Bom dia !!!
Gostaria de uma informação..uma empresa me ligou marcando comigo uma seleção de entrevista de emprego , pois fui na entrevista no dia e na hora marcada, a funcionaria gostou do meu curriculum e me diz para eu aguardar uns dias pois a empresa entraria em contato comigo, mas ao passar do tempo a empresa me enviou uma cartinha dizendo que não poderia me contratar no momento. Conversando com funcionários daquela empresa eles me disseram que nesta empresa eles não contratam com o nome 'sujo' no SERASA, então pergunto como posso entrar com uma ação de danos materiais na justiça? Aquela cartinha que eles me mandaram serve como prova se eu for ao SPC ou SERASA e pedir um histórico de quem consultou meu nome nos 30 dias e se constar o nome daquela empresa também serve de prova!!?? (...) pois não cometi crime nenhum e como vou pagar minhas contas se não dão oportunidade!!! Obrigado.
Caro leitor,
Sim, você pode pleitear indenização a título de danos morais e materiais a fim de ver reparada a lesão à sua dignidade, cuja causadora foi, naturalmente, esta empresa que não te contratou em face da restrição existente em seu nome nos órgãos negativadores de consumo.
Nas relações e contratações trabalhistas não pode e não deve existir qualquer forma de discriminação ao cidadão que se submete a uma vaga ou que, já contratado, perde o posto de labor por conseqüência de passar a ter seu nome "sujo".

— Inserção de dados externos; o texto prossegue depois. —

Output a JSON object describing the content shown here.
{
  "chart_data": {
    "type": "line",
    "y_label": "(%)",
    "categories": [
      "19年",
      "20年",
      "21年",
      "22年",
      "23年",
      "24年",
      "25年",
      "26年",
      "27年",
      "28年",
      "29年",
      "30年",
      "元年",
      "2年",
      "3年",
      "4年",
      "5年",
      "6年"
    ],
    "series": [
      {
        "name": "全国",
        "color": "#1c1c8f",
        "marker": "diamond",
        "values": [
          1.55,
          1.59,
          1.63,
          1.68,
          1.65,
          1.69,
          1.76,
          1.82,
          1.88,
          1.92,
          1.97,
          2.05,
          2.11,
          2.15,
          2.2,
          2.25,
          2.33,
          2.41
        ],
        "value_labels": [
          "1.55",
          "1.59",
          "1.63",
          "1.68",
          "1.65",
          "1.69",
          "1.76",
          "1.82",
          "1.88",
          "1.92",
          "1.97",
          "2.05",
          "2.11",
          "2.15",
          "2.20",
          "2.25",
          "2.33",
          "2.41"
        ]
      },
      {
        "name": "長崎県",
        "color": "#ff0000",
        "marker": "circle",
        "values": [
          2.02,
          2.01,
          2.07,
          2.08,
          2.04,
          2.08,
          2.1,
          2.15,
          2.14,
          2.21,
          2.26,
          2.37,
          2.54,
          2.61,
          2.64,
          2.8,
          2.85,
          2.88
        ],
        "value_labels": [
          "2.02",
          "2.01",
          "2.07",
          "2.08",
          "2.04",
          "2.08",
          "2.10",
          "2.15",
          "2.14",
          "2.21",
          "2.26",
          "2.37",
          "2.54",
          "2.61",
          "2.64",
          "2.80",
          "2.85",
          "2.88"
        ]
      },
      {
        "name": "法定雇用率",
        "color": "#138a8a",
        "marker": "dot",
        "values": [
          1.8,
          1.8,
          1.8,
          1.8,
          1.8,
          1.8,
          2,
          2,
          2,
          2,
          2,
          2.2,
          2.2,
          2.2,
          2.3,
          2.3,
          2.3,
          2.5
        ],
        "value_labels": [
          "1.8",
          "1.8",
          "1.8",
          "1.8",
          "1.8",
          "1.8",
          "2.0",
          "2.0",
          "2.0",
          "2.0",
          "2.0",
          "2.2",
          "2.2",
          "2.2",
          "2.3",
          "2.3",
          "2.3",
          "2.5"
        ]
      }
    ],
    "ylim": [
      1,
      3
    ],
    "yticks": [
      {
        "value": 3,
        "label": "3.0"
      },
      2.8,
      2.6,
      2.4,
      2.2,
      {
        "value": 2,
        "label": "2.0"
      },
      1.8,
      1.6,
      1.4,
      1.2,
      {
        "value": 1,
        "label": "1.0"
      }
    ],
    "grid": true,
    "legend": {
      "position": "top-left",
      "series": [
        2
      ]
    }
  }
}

Você deve ir ao SPC e SERASA a fim de averiguar sua inscrição. Poderá pleitear nestes órgãos o comprovante que ateste quem consultou teu nome nos últimos tempos. Caso não lhe seja fornecido todo esse histórico (e só o comprovante relativo às inscrições), te aconselho procurar um lojista ou empresa que possua o sistema de consultas (preferencialmente alguém com quem você mantenha relações mais próximas, pois, de outra forma, dificilmente conseguirá) ao SPC/SERASA e requerer uma cópia de tal documento (ali, sim, aparecerá o histórico). Em último caso, em não obtendo êxito em nenhuma destas fontes, ajuíze a ação e peça ao juiz que este determine a expedição de ofício aos órgãos de cadastros negativadores a fim de que eles próprios remetam ao processo tais informações. Há um projeto de Lei no Congresso que proíbe tal prática. Ele visa à alteração do art. 1º da Lei nº. 9.029, de 13 de abril de 1995. Existem decisões nos Tribunais também neste sentido.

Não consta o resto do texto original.